Types of Sauce Flashcards
State the name for a basic white sauce
Béchamel
List the ingredients for a béchamel
Butter, flour, milk
Name 8 sauces derived from béchamel
Parsley, egg, cheese, Soubise, onion, cream, mustard, anchovy
Define “mornay” sauce
White sauce (béchamel) with cheese
Define “soubise”
White (béchamel) sauce with onion purée
Name 2 common pairings with a soubise source
Fish, eggs
Define velouté
Blond roux added to a white stock (chicken, veal, fish)
List 5 common velouté flavourings
Mushroom, caper, cream (supreme), ivory, aurora.

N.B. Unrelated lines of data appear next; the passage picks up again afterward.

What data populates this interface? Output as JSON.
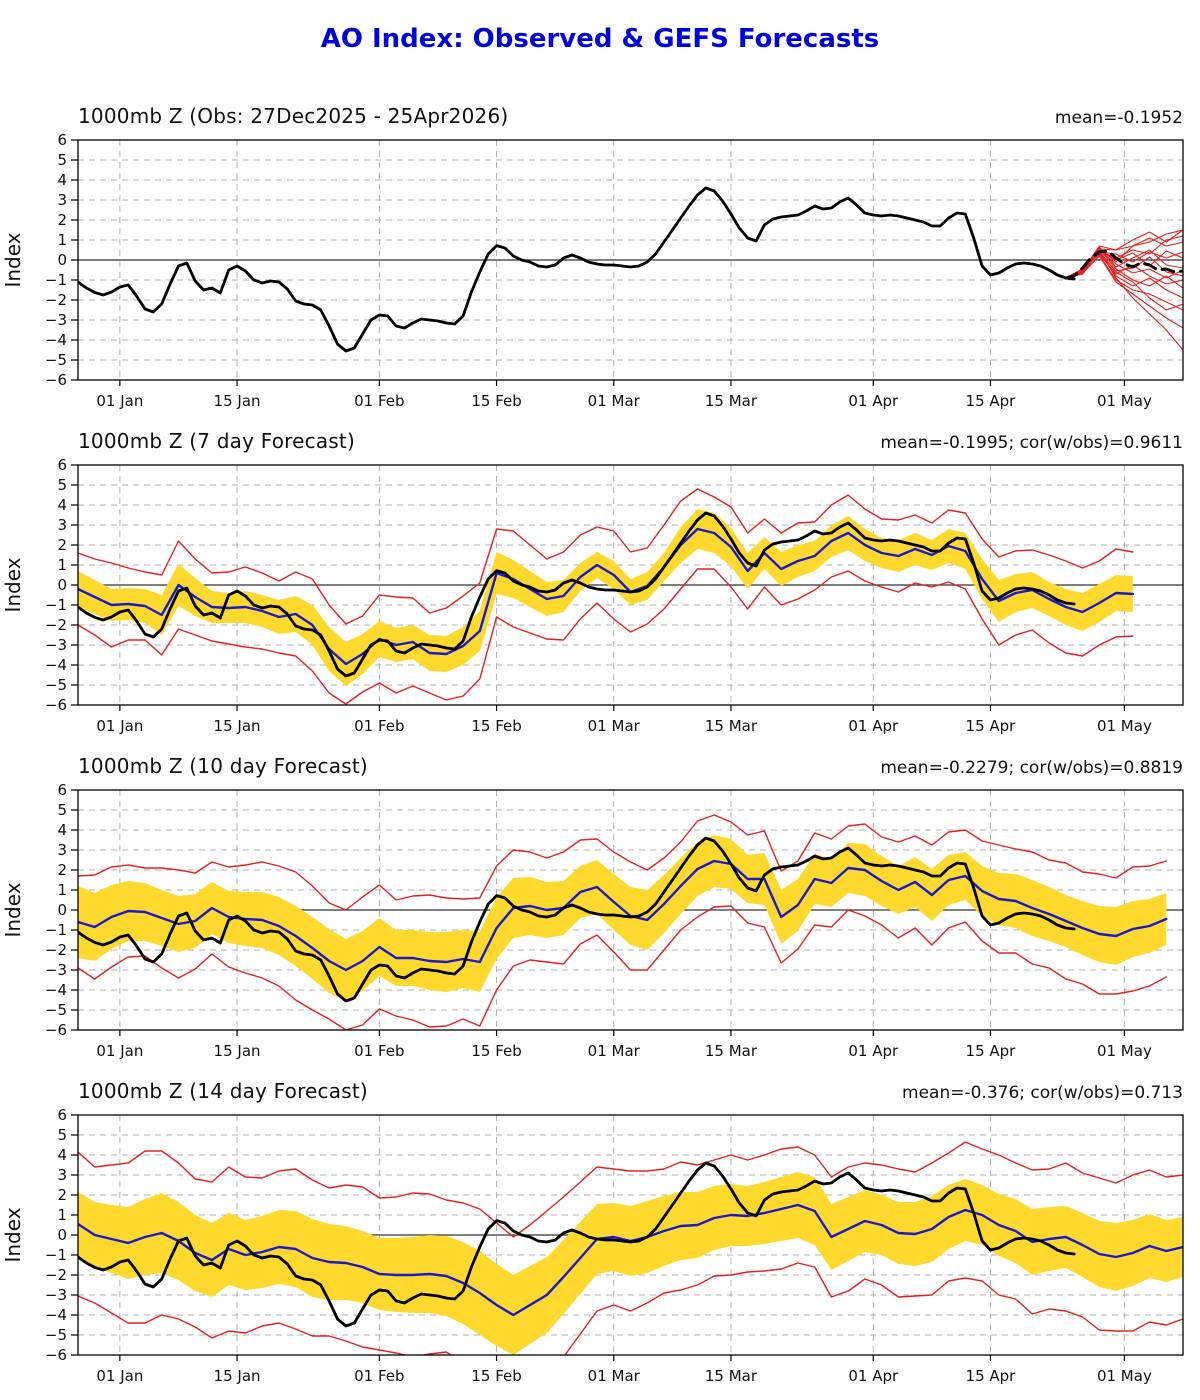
{
  "page_title": "AO Index: Observed & GEFS Forecasts",
  "colors": {
    "title": "#0000dd",
    "observed": "#000000",
    "ensemble_mean": "#000000",
    "ensemble_member": "#e62020",
    "forecast_mean": "#1a1acd",
    "band": "#ffd92e",
    "envelope": "#e62020",
    "grid": "#b0b0b0",
    "zero_line": "#333333",
    "frame": "#000000"
  },
  "x_axis": {
    "day_range": [
      0,
      132
    ],
    "tick_days": [
      5,
      19,
      36,
      50,
      64,
      78,
      95,
      109,
      125
    ],
    "tick_labels": [
      "01 Jan",
      "15 Jan",
      "01 Feb",
      "15 Feb",
      "01 Mar",
      "15 Mar",
      "01 Apr",
      "15 Apr",
      "01 May"
    ]
  },
  "y_axis": {
    "label": "Index",
    "min": -6,
    "max": 6,
    "tick_step": 1
  },
  "observed": {
    "start": 0,
    "step": 1,
    "values": [
      -1.1,
      -1.4,
      -1.62,
      -1.75,
      -1.6,
      -1.35,
      -1.25,
      -1.8,
      -2.45,
      -2.6,
      -2.2,
      -1.2,
      -0.3,
      -0.15,
      -1.05,
      -1.5,
      -1.4,
      -1.65,
      -0.5,
      -0.3,
      -0.55,
      -1.0,
      -1.15,
      -1.05,
      -1.1,
      -1.45,
      -2.05,
      -2.2,
      -2.25,
      -2.5,
      -3.3,
      -4.2,
      -4.55,
      -4.4,
      -3.7,
      -3.0,
      -2.75,
      -2.8,
      -3.3,
      -3.4,
      -3.15,
      -2.95,
      -3.0,
      -3.05,
      -3.15,
      -3.2,
      -2.8,
      -1.6,
      -0.6,
      0.3,
      0.72,
      0.6,
      0.2,
      0.0,
      -0.1,
      -0.3,
      -0.35,
      -0.25,
      0.1,
      0.25,
      0.1,
      -0.1,
      -0.2,
      -0.25,
      -0.25,
      -0.3,
      -0.35,
      -0.3,
      -0.1,
      0.3,
      0.9,
      1.5,
      2.1,
      2.7,
      3.25,
      3.6,
      3.45,
      2.95,
      2.3,
      1.6,
      1.1,
      0.95,
      1.75,
      2.05,
      2.15,
      2.2,
      2.25,
      2.45,
      2.7,
      2.55,
      2.6,
      2.9,
      3.1,
      2.75,
      2.35,
      2.25,
      2.2,
      2.25,
      2.2,
      2.1,
      2.0,
      1.9,
      1.7,
      1.7,
      2.1,
      2.35,
      2.3,
      1.1,
      -0.3,
      -0.75,
      -0.65,
      -0.4,
      -0.2,
      -0.15,
      -0.2,
      -0.3,
      -0.5,
      -0.75,
      -0.9,
      -0.95
    ]
  },
  "chart_data": [
    {
      "type": "line",
      "title": "1000mb Z (Obs: 27Dec2025 - 25Apr2026)",
      "stats_label": "mean=-0.1952",
      "series": {
        "ensemble_mean": {
          "start": 118,
          "step": 1,
          "values": [
            -0.9,
            -0.8,
            -0.4,
            0.1,
            0.4,
            0.45,
            0.1,
            -0.2,
            -0.35,
            -0.15,
            -0.25,
            -0.5,
            -0.45,
            -0.6,
            -0.55
          ]
        },
        "ensemble_members": {
          "start": 118,
          "step": 2,
          "values": [
            [
              -0.9,
              -0.45,
              0.55,
              0.5,
              0.7,
              0.9,
              1.3,
              1.5
            ],
            [
              -0.9,
              -0.55,
              0.45,
              0.1,
              0.5,
              0.3,
              1.0,
              1.2
            ],
            [
              -0.9,
              -0.5,
              0.6,
              -0.1,
              0.7,
              1.1,
              0.7,
              0.9
            ],
            [
              -0.9,
              -0.65,
              0.4,
              0.3,
              -0.1,
              0.4,
              0.1,
              0.4
            ],
            [
              -0.9,
              -0.45,
              0.5,
              0.0,
              0.35,
              -0.3,
              0.45,
              0.1
            ],
            [
              -0.9,
              -0.6,
              0.65,
              -0.35,
              0.1,
              0.5,
              -0.25,
              -0.4
            ],
            [
              -0.9,
              -0.5,
              0.35,
              -0.55,
              -0.4,
              0.15,
              -0.6,
              -0.8
            ],
            [
              -0.9,
              -0.7,
              0.5,
              -0.2,
              -0.65,
              -0.45,
              -0.9,
              -0.5
            ],
            [
              -0.9,
              -0.45,
              0.3,
              -0.7,
              -0.25,
              -0.8,
              -1.2,
              -1.0
            ],
            [
              -0.9,
              -0.6,
              0.55,
              -0.45,
              -1.0,
              -1.3,
              -0.8,
              -1.4
            ],
            [
              -0.9,
              -0.5,
              0.4,
              -0.8,
              -1.3,
              -0.9,
              -1.5,
              -1.9
            ],
            [
              -0.9,
              -0.7,
              0.25,
              -1.0,
              -1.5,
              -1.7,
              -2.1,
              -2.5
            ],
            [
              -0.9,
              -0.55,
              0.45,
              -0.6,
              -1.1,
              -1.9,
              -2.5,
              -2.2
            ],
            [
              -0.9,
              -0.65,
              0.2,
              -1.1,
              -1.7,
              -2.3,
              -2.9,
              -3.4
            ],
            [
              -0.9,
              -0.5,
              0.5,
              -0.9,
              -1.9,
              -2.7,
              -3.5,
              -4.5
            ],
            [
              -0.9,
              -0.55,
              0.7,
              0.5,
              1.0,
              1.4,
              0.9,
              1.5
            ]
          ]
        }
      }
    },
    {
      "type": "line",
      "title": "1000mb Z (7 day Forecast)",
      "stats_label": "mean=-0.1995; cor(w/obs)=0.9611",
      "series": {
        "forecast": {
          "start": 0,
          "step": 2,
          "values": [
            -0.2,
            -0.6,
            -1.0,
            -0.95,
            -1.05,
            -1.5,
            0.0,
            -0.6,
            -1.1,
            -1.15,
            -1.1,
            -1.3,
            -1.6,
            -1.45,
            -2.0,
            -3.2,
            -3.95,
            -3.45,
            -2.7,
            -3.0,
            -2.85,
            -3.4,
            -3.45,
            -3.05,
            -2.3,
            0.6,
            0.3,
            -0.2,
            -0.7,
            -0.55,
            0.4,
            1.0,
            0.5,
            -0.35,
            -0.05,
            0.9,
            2.0,
            2.8,
            2.6,
            1.9,
            0.7,
            1.6,
            0.8,
            1.2,
            1.45,
            2.2,
            2.6,
            2.0,
            1.6,
            1.45,
            1.8,
            1.5,
            1.95,
            1.7,
            0.3,
            -0.8,
            -0.4,
            -0.25,
            -0.7,
            -1.1,
            -1.35,
            -0.9,
            -0.4,
            -0.45
          ]
        },
        "band_halfwidth": [
          0.9,
          0.85,
          0.8,
          0.8,
          0.85,
          1.0,
          1.05,
          0.95,
          0.8,
          0.75,
          0.8,
          0.8,
          0.85,
          0.9,
          1.0,
          1.1,
          1.1,
          1.0,
          0.9,
          0.85,
          0.85,
          0.9,
          0.9,
          0.95,
          1.0,
          1.05,
          0.95,
          0.9,
          0.85,
          0.8,
          0.7,
          0.65,
          0.7,
          0.65,
          0.7,
          0.7,
          0.9,
          1.0,
          1.0,
          0.95,
          0.9,
          0.8,
          0.85,
          0.8,
          0.75,
          0.8,
          0.85,
          0.8,
          0.75,
          0.8,
          0.8,
          0.75,
          0.85,
          0.9,
          1.0,
          1.05,
          0.95,
          0.9,
          0.85,
          0.9,
          0.95,
          0.95,
          0.9,
          0.9
        ],
        "envelope_halfwidth": [
          1.8,
          1.9,
          2.1,
          1.8,
          1.7,
          2.0,
          2.2,
          1.9,
          1.7,
          1.8,
          2.0,
          1.9,
          1.8,
          2.1,
          2.3,
          2.2,
          2.0,
          1.9,
          2.2,
          2.4,
          2.2,
          2.0,
          2.3,
          2.5,
          2.4,
          2.2,
          2.4,
          2.2,
          2.0,
          2.2,
          2.1,
          1.9,
          2.2,
          2.0,
          1.9,
          2.1,
          2.2,
          2.0,
          1.8,
          2.0,
          1.9,
          1.7,
          1.8,
          1.9,
          1.7,
          1.8,
          1.9,
          1.8,
          1.7,
          1.8,
          1.7,
          1.6,
          1.8,
          1.9,
          2.0,
          2.2,
          2.1,
          2.0,
          2.2,
          2.3,
          2.2,
          2.1,
          2.2,
          2.1
        ]
      }
    },
    {
      "type": "line",
      "title": "1000mb Z (10 day Forecast)",
      "stats_label": "mean=-0.2279; cor(w/obs)=0.8819",
      "series": {
        "forecast": {
          "start": 0,
          "step": 2,
          "values": [
            -0.6,
            -0.85,
            -0.35,
            -0.05,
            -0.1,
            -0.4,
            -0.7,
            -0.55,
            0.1,
            -0.35,
            -0.45,
            -0.5,
            -0.8,
            -1.3,
            -1.9,
            -2.55,
            -3.0,
            -2.55,
            -1.85,
            -2.4,
            -2.4,
            -2.55,
            -2.6,
            -2.45,
            -2.6,
            -0.9,
            0.1,
            0.2,
            0.0,
            0.1,
            0.9,
            1.15,
            0.4,
            -0.3,
            -0.5,
            0.3,
            1.2,
            2.05,
            2.45,
            2.3,
            1.55,
            1.55,
            -0.35,
            0.25,
            1.55,
            1.35,
            2.1,
            2.0,
            1.45,
            1.0,
            1.4,
            0.75,
            1.5,
            1.7,
            0.95,
            0.55,
            0.45,
            0.1,
            -0.2,
            -0.55,
            -0.9,
            -1.2,
            -1.3,
            -0.95,
            -0.8,
            -0.45
          ]
        },
        "band_halfwidth": [
          1.8,
          1.7,
          1.6,
          1.5,
          1.45,
          1.4,
          1.4,
          1.35,
          1.3,
          1.3,
          1.35,
          1.4,
          1.45,
          1.5,
          1.55,
          1.6,
          1.55,
          1.5,
          1.45,
          1.4,
          1.4,
          1.45,
          1.5,
          1.45,
          1.5,
          1.55,
          1.5,
          1.45,
          1.4,
          1.35,
          1.3,
          1.35,
          1.4,
          1.45,
          1.5,
          1.45,
          1.4,
          1.35,
          1.3,
          1.25,
          1.2,
          1.3,
          1.35,
          1.3,
          1.25,
          1.2,
          1.25,
          1.3,
          1.25,
          1.2,
          1.25,
          1.3,
          1.25,
          1.2,
          1.25,
          1.3,
          1.35,
          1.4,
          1.35,
          1.3,
          1.35,
          1.4,
          1.45,
          1.4,
          1.35,
          1.3
        ],
        "envelope_halfwidth": [
          2.3,
          2.6,
          2.5,
          2.3,
          2.2,
          2.5,
          2.7,
          2.4,
          2.3,
          2.5,
          2.7,
          2.9,
          3.0,
          3.2,
          3.1,
          2.9,
          3.0,
          3.2,
          3.1,
          2.9,
          3.1,
          3.3,
          3.2,
          3.0,
          3.2,
          3.1,
          2.9,
          2.7,
          2.6,
          2.8,
          2.6,
          2.4,
          2.5,
          2.7,
          2.5,
          2.3,
          2.2,
          2.4,
          2.3,
          2.1,
          2.2,
          2.4,
          2.3,
          2.2,
          2.3,
          2.2,
          2.1,
          2.3,
          2.2,
          2.4,
          2.3,
          2.5,
          2.4,
          2.3,
          2.5,
          2.7,
          2.6,
          2.8,
          2.7,
          2.9,
          2.8,
          3.0,
          2.9,
          3.1,
          3.0,
          2.9
        ]
      }
    },
    {
      "type": "line",
      "title": "1000mb Z (14 day Forecast)",
      "stats_label": "mean=-0.376; cor(w/obs)=0.713",
      "series": {
        "forecast": {
          "start": 0,
          "step": 2,
          "values": [
            0.55,
            0.0,
            -0.2,
            -0.4,
            -0.1,
            0.1,
            -0.3,
            -0.9,
            -1.25,
            -0.7,
            -1.0,
            -0.85,
            -0.6,
            -0.7,
            -1.15,
            -1.35,
            -1.4,
            -1.6,
            -1.95,
            -2.0,
            -2.0,
            -1.95,
            -2.05,
            -2.4,
            -2.9,
            -3.5,
            -4.0,
            -3.5,
            -3.0,
            -2.1,
            -1.15,
            -0.2,
            -0.1,
            -0.3,
            -0.1,
            0.2,
            0.45,
            0.5,
            0.85,
            1.0,
            0.95,
            1.1,
            1.3,
            1.5,
            1.2,
            -0.1,
            0.3,
            0.7,
            0.5,
            0.1,
            0.05,
            0.3,
            0.9,
            1.25,
            1.0,
            0.5,
            0.2,
            -0.35,
            -0.2,
            -0.1,
            -0.5,
            -0.95,
            -1.1,
            -0.9,
            -0.55,
            -0.8,
            -0.6
          ]
        },
        "band_halfwidth": [
          1.6,
          1.65,
          1.7,
          1.8,
          1.9,
          2.0,
          1.95,
          1.9,
          1.85,
          1.8,
          1.75,
          1.8,
          1.85,
          1.9,
          1.95,
          1.9,
          1.85,
          1.8,
          1.8,
          1.85,
          1.9,
          1.95,
          2.0,
          2.05,
          2.1,
          2.05,
          2.0,
          1.95,
          1.9,
          1.85,
          1.8,
          1.75,
          1.7,
          1.75,
          1.8,
          1.75,
          1.7,
          1.65,
          1.6,
          1.55,
          1.5,
          1.55,
          1.6,
          1.65,
          1.7,
          1.65,
          1.6,
          1.55,
          1.5,
          1.55,
          1.6,
          1.65,
          1.6,
          1.55,
          1.5,
          1.55,
          1.6,
          1.65,
          1.6,
          1.55,
          1.6,
          1.65,
          1.7,
          1.65,
          1.6,
          1.55,
          1.5
        ],
        "envelope_halfwidth": [
          3.6,
          3.4,
          3.7,
          4.0,
          4.3,
          4.1,
          3.9,
          3.7,
          3.9,
          4.1,
          3.9,
          3.7,
          3.8,
          4.0,
          3.9,
          3.7,
          3.9,
          4.0,
          3.8,
          3.9,
          4.1,
          4.0,
          3.8,
          4.0,
          4.2,
          4.1,
          3.9,
          4.0,
          4.2,
          4.0,
          3.8,
          3.6,
          3.4,
          3.5,
          3.3,
          3.1,
          3.2,
          3.0,
          2.9,
          3.0,
          2.8,
          2.9,
          3.0,
          2.9,
          2.8,
          3.0,
          3.1,
          2.9,
          3.0,
          3.2,
          3.1,
          3.3,
          3.2,
          3.4,
          3.3,
          3.5,
          3.4,
          3.6,
          3.5,
          3.7,
          3.6,
          3.8,
          3.7,
          3.9,
          3.8,
          3.7,
          3.6
        ]
      }
    }
  ]
}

State another name for a brown sauce
Espagnole
Explain what makes an Espagnole brown
The roux is browned and the stock used is browned
List 12 types of brown sauce
Chasseur, devilled, borderlaise, charcutiere, Robert, piquant, sherry, Madeira, brown onion, Lyonnaise, Italian, pepper.
Define demi-glace
A sauce used as the base for other sauces. It is typically veal or beef stock that had been reduced to an almost syrup consistency.
Define “jus-roti”
A roast gravy
Define “jus-lie”
A thickened gravy made from veal stock that has been flavour enhanced with tomato, mushrooms, trimmings. It is thickened with arrowroot.